Wonder Woman Crosses Generational Lines
Although unfortunately separated from my family in the theatre, I was seated with a friend, and had one of my favourite spots: back corner, top row. (Due to the gap between the arm of the chair and the wall, you have a place to store your crap. Plus, there’s no one in front of you, no one behind, and you have a clear path to the exit.) When the movie was over, I noticed a little girl of maybe six with an older woman of perhaps sixty. I’m going to go out on a limb here and say that they were a granddaughter and grandmother. When the movie was over, the little girl stood and hugged her grandmother with such love and enthusiasm I couldn’t help but appreciate what this movie can do. I’m not going so far as to say that it’s breeding a new generation of righteous Amazonians, but one can dream.

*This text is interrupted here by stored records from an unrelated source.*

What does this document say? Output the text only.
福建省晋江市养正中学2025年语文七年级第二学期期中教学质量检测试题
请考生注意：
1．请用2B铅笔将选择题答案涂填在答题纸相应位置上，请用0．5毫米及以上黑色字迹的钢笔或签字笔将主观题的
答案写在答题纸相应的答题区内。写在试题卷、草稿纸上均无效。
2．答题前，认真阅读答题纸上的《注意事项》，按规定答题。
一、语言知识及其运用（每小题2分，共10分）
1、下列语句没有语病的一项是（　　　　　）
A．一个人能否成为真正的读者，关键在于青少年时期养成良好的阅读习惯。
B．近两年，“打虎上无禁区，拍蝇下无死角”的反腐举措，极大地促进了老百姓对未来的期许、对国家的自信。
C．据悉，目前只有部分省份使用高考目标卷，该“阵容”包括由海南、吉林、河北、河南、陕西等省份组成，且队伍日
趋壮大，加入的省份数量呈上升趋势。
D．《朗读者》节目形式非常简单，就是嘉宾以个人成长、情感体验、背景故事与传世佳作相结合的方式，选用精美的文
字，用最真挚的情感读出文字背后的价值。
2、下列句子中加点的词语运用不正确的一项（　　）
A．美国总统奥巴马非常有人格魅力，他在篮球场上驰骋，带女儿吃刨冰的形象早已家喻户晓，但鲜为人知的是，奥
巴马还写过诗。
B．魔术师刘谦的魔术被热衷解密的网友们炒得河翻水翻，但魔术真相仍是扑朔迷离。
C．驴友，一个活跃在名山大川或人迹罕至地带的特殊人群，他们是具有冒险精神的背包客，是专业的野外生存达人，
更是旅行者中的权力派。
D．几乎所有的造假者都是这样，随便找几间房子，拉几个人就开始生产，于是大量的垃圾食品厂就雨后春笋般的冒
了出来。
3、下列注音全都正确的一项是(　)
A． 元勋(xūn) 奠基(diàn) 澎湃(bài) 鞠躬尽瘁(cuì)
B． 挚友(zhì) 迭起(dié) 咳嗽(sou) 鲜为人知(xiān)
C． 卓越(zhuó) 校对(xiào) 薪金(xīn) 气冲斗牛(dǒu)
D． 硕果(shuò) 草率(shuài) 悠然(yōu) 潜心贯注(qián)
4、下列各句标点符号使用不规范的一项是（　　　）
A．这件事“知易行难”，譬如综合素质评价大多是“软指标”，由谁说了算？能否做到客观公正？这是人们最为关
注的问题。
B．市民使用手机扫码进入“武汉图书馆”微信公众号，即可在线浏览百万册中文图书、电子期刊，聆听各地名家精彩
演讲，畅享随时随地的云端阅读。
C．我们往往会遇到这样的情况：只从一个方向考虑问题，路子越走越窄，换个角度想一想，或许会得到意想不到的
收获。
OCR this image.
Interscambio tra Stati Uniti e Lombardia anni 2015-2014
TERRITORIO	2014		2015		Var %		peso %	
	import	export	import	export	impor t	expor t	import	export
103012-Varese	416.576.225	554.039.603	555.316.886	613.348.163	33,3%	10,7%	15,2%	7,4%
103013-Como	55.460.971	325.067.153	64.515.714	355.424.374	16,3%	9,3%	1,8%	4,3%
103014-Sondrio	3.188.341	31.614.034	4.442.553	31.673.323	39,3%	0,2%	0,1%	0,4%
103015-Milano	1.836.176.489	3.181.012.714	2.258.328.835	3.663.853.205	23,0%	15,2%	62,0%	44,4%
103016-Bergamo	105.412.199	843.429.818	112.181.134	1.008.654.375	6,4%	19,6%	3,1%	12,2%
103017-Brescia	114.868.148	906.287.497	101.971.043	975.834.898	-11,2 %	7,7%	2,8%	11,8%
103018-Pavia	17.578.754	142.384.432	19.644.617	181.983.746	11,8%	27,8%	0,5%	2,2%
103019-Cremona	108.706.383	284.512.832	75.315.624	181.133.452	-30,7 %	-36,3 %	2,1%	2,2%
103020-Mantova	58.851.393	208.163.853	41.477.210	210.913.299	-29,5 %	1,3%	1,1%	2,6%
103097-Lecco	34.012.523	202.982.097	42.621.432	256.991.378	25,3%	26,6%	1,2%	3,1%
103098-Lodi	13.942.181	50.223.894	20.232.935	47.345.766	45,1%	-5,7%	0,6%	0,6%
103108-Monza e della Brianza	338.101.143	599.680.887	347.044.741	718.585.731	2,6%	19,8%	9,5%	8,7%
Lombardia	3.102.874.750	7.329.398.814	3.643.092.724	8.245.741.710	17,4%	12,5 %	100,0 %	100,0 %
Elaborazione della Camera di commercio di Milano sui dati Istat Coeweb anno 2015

I know that this film isn’t without its criticisms, some valid, others not. But it’s still an amazing achievement. No one work has to do everything. We can appreciate the bits that speak to us, and recognize what it took to get that far. As my friend from the second anecdote said, “You know, nothing about making this movie was easy.” I can only imagine the battles behind the scenes.
I thought Gal Gadot was phenomenal, both as the defiant demigoddess Wonder Woman, and also as the sensitive, regal, and naive Diana. (It doesn’t hurt that she’s also incredibly beautiful.) I haven’t seen something like that in a superhero movie since a very young me fell in love with Christopher Reeve as Superman.